Ada juga yang mengemukakan bahwa kepercayaan satu Allah mutlak, unipersonalisme, cenderung –tentu tidak semua– membawa kepada individualisme; karena Allah satu, maka yang terpenting adalah si individu. Sebaliknya kepercayaan yang percaya ada banyak allah (politheisme) menomorsatukan komunitas, keluarga. Itu sebabnya budaya-budaya politheisme, budaya-budaya agama Timur, cenderung menomorsatukan keluarga, suku, dan individu harus berkorban demi kepentingan keluarga, dsb. Contohnya mengenai perceraian. Dalam tradisi Barat yang cenderung percaya satu Allah (karena tradisi Judeo-Christian), maka yang lahir adalah individualisme, sehingga pernikahan ujungnya adalah bagi si individu; dan dengan demikian, budaya seperti ini cenderung membuat hukum perceraian yang longgar, mudah untuk bercerai. Sedangkan di Timur, sebagai hasil dari pengaruh agama-agama Timur yang sangat politheistis, yang dipentingkan adalah komunitas –keluarga, suku, kepentingan Bersama– sehingga pernikahan bukan lagi urusan kebahagiaan individu melainkan supaya masyarakat bisa berfungsi dengan baik, supaya masa depan anak-anak terjaga; dan dengan demikian hukum perceraian biasanya sangat sulit, pernikahan sangat dijaga mati-matian, perceraian sangat sulit dalam budaya seperti itu.

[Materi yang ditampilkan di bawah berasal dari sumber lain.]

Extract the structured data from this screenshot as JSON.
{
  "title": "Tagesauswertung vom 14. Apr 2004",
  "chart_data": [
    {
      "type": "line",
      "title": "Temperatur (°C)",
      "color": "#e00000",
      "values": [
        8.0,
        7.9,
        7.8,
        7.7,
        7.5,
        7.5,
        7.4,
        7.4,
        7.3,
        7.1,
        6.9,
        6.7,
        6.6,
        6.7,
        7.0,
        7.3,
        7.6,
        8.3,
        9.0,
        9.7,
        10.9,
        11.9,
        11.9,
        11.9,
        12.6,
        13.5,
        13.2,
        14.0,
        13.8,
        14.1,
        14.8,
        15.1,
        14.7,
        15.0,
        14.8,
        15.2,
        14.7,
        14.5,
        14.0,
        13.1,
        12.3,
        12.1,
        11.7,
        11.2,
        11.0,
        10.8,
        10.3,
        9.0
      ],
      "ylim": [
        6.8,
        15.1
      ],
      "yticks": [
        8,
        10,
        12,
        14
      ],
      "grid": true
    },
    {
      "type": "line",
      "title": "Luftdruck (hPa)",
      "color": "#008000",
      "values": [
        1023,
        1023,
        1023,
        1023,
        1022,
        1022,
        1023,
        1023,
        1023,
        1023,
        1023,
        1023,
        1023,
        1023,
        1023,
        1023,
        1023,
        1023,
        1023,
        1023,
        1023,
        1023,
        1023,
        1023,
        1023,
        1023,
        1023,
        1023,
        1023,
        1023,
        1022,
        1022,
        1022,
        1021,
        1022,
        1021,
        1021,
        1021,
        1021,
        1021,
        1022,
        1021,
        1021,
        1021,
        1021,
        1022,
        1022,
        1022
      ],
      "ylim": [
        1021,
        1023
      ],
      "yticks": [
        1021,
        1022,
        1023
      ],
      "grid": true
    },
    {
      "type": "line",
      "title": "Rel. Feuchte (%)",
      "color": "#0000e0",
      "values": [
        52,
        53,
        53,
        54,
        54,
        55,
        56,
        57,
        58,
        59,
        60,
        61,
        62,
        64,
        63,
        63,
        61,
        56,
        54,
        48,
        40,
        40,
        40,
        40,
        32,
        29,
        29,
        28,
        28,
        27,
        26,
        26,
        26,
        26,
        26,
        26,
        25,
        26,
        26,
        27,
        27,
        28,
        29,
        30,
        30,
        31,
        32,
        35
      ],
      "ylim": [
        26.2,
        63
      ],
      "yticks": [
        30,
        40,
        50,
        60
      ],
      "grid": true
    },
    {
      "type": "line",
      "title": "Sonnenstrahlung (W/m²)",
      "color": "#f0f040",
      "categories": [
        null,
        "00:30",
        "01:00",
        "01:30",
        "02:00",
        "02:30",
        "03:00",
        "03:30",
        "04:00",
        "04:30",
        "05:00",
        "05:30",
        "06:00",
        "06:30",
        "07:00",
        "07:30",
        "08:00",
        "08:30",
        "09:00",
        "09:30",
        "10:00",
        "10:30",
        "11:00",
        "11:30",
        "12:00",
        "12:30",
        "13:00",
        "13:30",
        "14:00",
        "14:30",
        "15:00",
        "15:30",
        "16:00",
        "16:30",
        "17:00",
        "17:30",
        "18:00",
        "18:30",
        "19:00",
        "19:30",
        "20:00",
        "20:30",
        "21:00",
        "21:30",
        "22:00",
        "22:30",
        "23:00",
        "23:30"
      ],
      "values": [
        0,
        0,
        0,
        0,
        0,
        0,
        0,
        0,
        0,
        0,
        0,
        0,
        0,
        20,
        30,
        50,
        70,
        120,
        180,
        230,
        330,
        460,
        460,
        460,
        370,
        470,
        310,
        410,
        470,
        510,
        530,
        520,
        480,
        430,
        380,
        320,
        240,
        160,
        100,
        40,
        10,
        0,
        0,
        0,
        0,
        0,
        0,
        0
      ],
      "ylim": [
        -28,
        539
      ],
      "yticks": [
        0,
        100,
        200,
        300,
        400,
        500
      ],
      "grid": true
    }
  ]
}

Saudara sekarang bisa melihat kenapa Allah Tritunggal ini satu doktrin yang sentral, fundamental, dan bukan sekadar doktrin yang mengawang-awang, yaitu karena dalam Allah Tritunggal, kesatuan-Nya tidak lebih mendasar daripada ketigaanNya; dan inilah yang menjadikan Kekristenan harusnya punya pengertian yang begitu unik mengenai hubungan manusia dalam masyarakat.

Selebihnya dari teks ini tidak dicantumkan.